Viktor Mizin of the Moscow University of International Relations, says there were there no serious grounds for Viktor Bout’s extradition to the United States.

“Nobody proved that he was actually involved in all these dirty dealings in which he is accused by the American side,” he said. “It is all based only on some kind of hearsay, some kind of rumors which, of course, are not a solid ground for whisking away an innocent man from the other country and bringing him to the United States.”

Viktor Bout is being held in solitary confinement at a federal prison in Lower Manhattan, with legal assistance from the Russian Consul.

Two Russian diplomats who visited Bout at the Metropolitan Correctional Center in New York on Wednesday say he has expressed a desire to seek additional assistance from outside counsel. Bout has also reportedly asked for assistance in relocating his wife Alla Bout to New York; she has spent the last two years along with Bout in Bangkok.

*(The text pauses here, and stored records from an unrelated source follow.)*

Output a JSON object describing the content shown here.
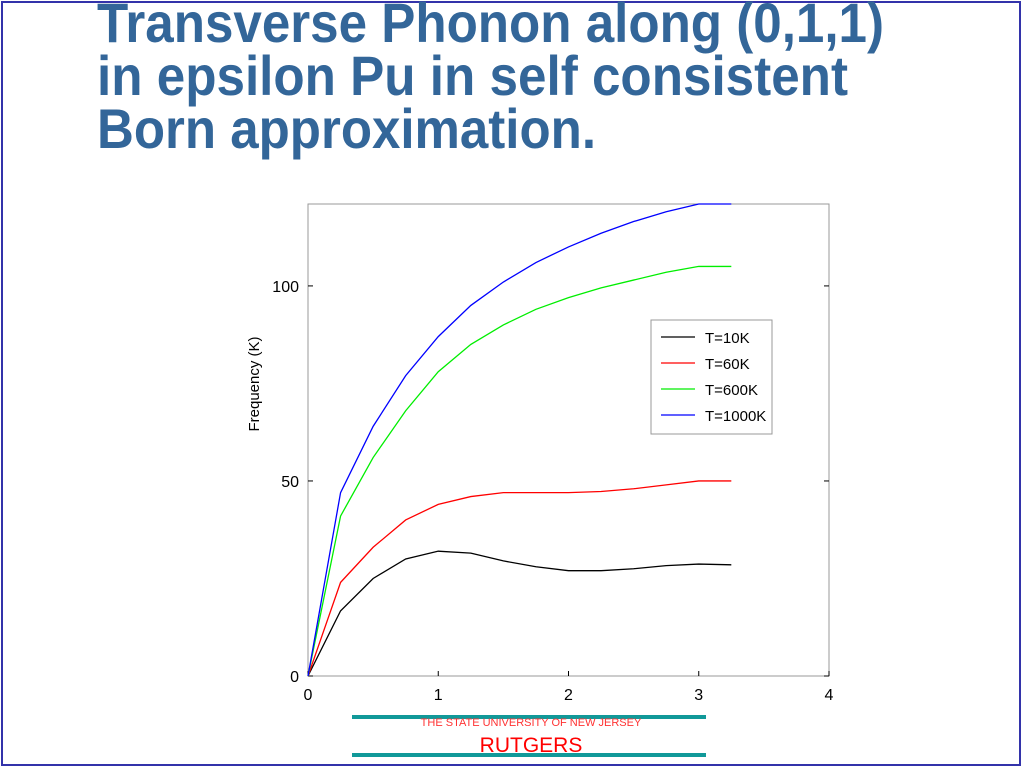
{
  "slide_title": [
    "Transverse Phonon along (0,1,1)",
    "in epsilon Pu in self consistent",
    "Born approximation."
  ],
  "chart_data": {
    "type": "line",
    "ylabel": "Frequency (K)",
    "x": [
      0,
      0.25,
      0.5,
      0.75,
      1,
      1.25,
      1.5,
      1.75,
      2,
      2.25,
      2.5,
      2.75,
      3,
      3.25
    ],
    "series": [
      {
        "name": "T=10K",
        "color": "#000000",
        "values": [
          0,
          16.7,
          25,
          30,
          32,
          31.5,
          29.5,
          28,
          27,
          27,
          27.5,
          28.3,
          28.7,
          28.5
        ]
      },
      {
        "name": "T=60K",
        "color": "#ff0000",
        "values": [
          0,
          24,
          33,
          40,
          44,
          46,
          47,
          47,
          47,
          47.3,
          48,
          49,
          50,
          50
        ]
      },
      {
        "name": "T=600K",
        "color": "#00ee00",
        "values": [
          0,
          41,
          56,
          68,
          78,
          85,
          90,
          94,
          97,
          99.5,
          101.5,
          103.5,
          105,
          105
        ]
      },
      {
        "name": "T=1000K",
        "color": "#0000ff",
        "values": [
          0,
          47,
          64,
          77,
          87,
          95,
          101,
          106,
          110,
          113.5,
          116.5,
          119,
          121,
          121
        ]
      }
    ],
    "xlim": [
      0,
      4
    ],
    "xticks": [
      0,
      1,
      2,
      3,
      4
    ],
    "ylim": [
      0,
      121
    ],
    "yticks": [
      0,
      50,
      100
    ],
    "legend": "right"
  },
  "footer": {
    "university": "THE STATE UNIVERSITY OF NEW JERSEY",
    "name": "RUTGERS"
  }
}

Andrey Yushmanov, the Russian Consul General in New York who visited Bout, said Bout claimed that US officials attempted to force a confession from him during a flight to New York.

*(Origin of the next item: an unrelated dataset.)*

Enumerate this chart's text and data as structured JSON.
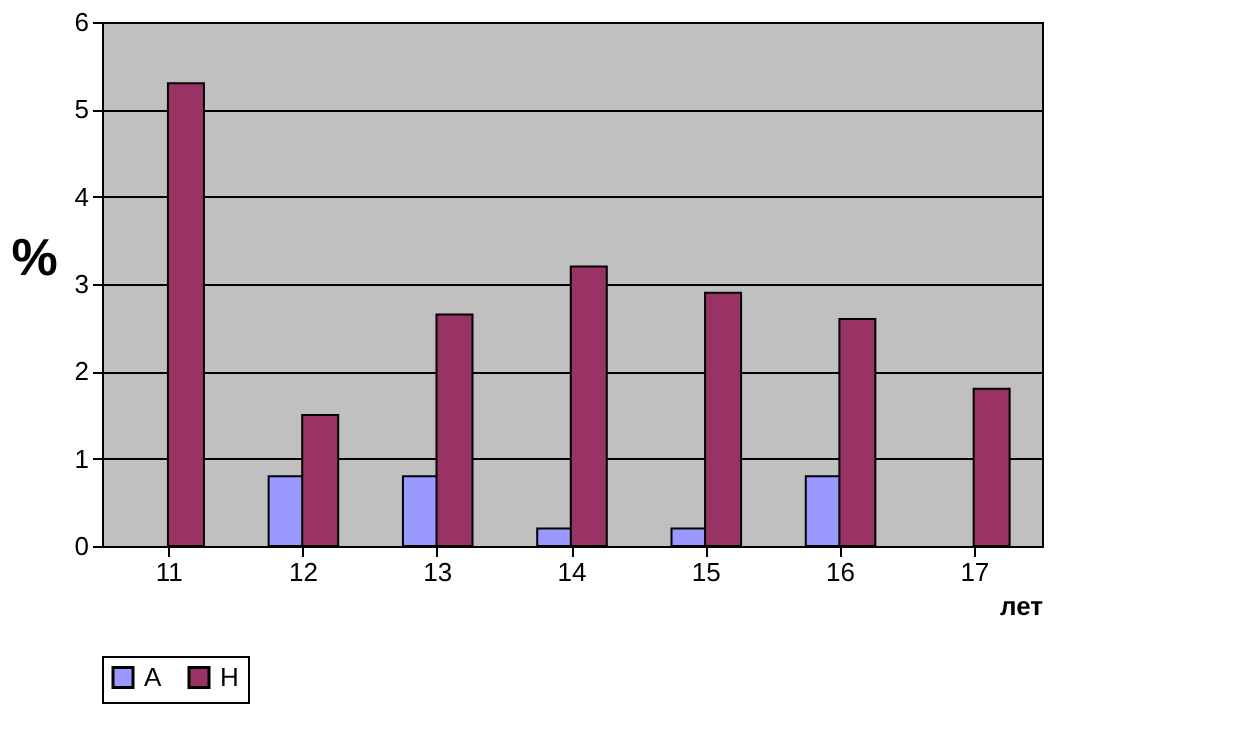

“According to Viktor Bout, during the extradition the Americans attempted to convince him to make a confession of the crimes he had never committed, promising some kind of privileges in return,” Yushmanov said. “Bout rejected these offers.”

While some American media outlets call Bout “a super-informant” and speculate about dozens of secrets he must know, Kremlin officials say he has the level of support from Moscow that any Russian would have had in such circumstances.

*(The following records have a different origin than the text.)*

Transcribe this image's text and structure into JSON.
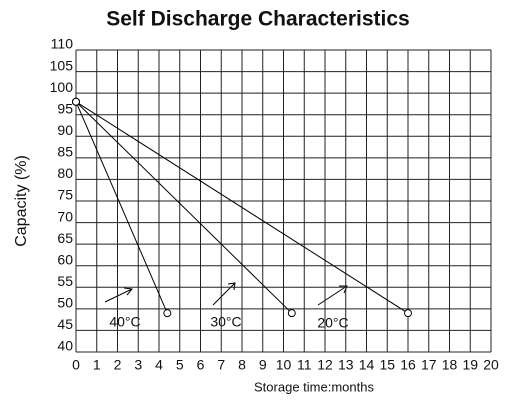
{
  "chart_data": {
    "type": "line",
    "title": "Self Discharge Characteristics",
    "xlabel": "Storage time:months",
    "ylabel": "Capacity (%)",
    "series": [
      {
        "name": "40°C",
        "color": "#000000",
        "x": [
          0,
          4.4
        ],
        "values": [
          98,
          49
        ]
      },
      {
        "name": "30°C",
        "color": "#000000",
        "x": [
          0,
          10.4
        ],
        "values": [
          98,
          49
        ]
      },
      {
        "name": "20°C",
        "color": "#000000",
        "x": [
          0,
          16
        ],
        "values": [
          98,
          49
        ]
      }
    ],
    "xlim": [
      0,
      20
    ],
    "xticks": [
      0,
      1,
      2,
      3,
      4,
      5,
      6,
      7,
      8,
      9,
      10,
      11,
      12,
      13,
      14,
      15,
      16,
      17,
      18,
      19,
      20
    ],
    "ylim": [
      40,
      110
    ],
    "yticks": [
      40,
      45,
      50,
      55,
      60,
      65,
      70,
      75,
      80,
      85,
      90,
      95,
      100,
      105,
      110
    ],
    "grid": true
  }
}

A top Kremlin official stressed that Moscow is demanding fair treatment for its citizen, while not getting involved in the allegations that Bout faces.

“I want to stress that the US authorities have put some very serious and profound charges against this Russian citizen. We have nothing to conceal. We don’t consider this case as state secret or anything of the kind,” said Presidential Aide Sergey Prikhodko. “We want to see this investigation finalized. Bout has to answer all the questions raised by the US. He will be given protection and consular assistance. However, it doesn’t mean we are claiming that he is innocent.”

Washington has promised Bout a “fair and transparent” trial.

“Bout has been delivered to the US in accordance with the American-Thai agreement on extradition. He will receive a fair, open and transparent trial,” Phillip Crowley, Assistant Secretary of State, told a press briefing in Washington on Thursday. “As far as I am aware, the Russian consular staff has received full access to [Bout] to make sure that his rights are observed during the trial.”

Nevertheless, the chances of a fair trial for Viktor Bout are already in question, with the US media and the prosecution portraying him as a villain.

“I understand that there was a significant amount of political pressure put by the US on the Thai government – but I assure you that will be nothing compared to the pressure that the US is going to put on Mr. Bout,” said Douglas McNabb, a lawyer and expert on US international extraditions.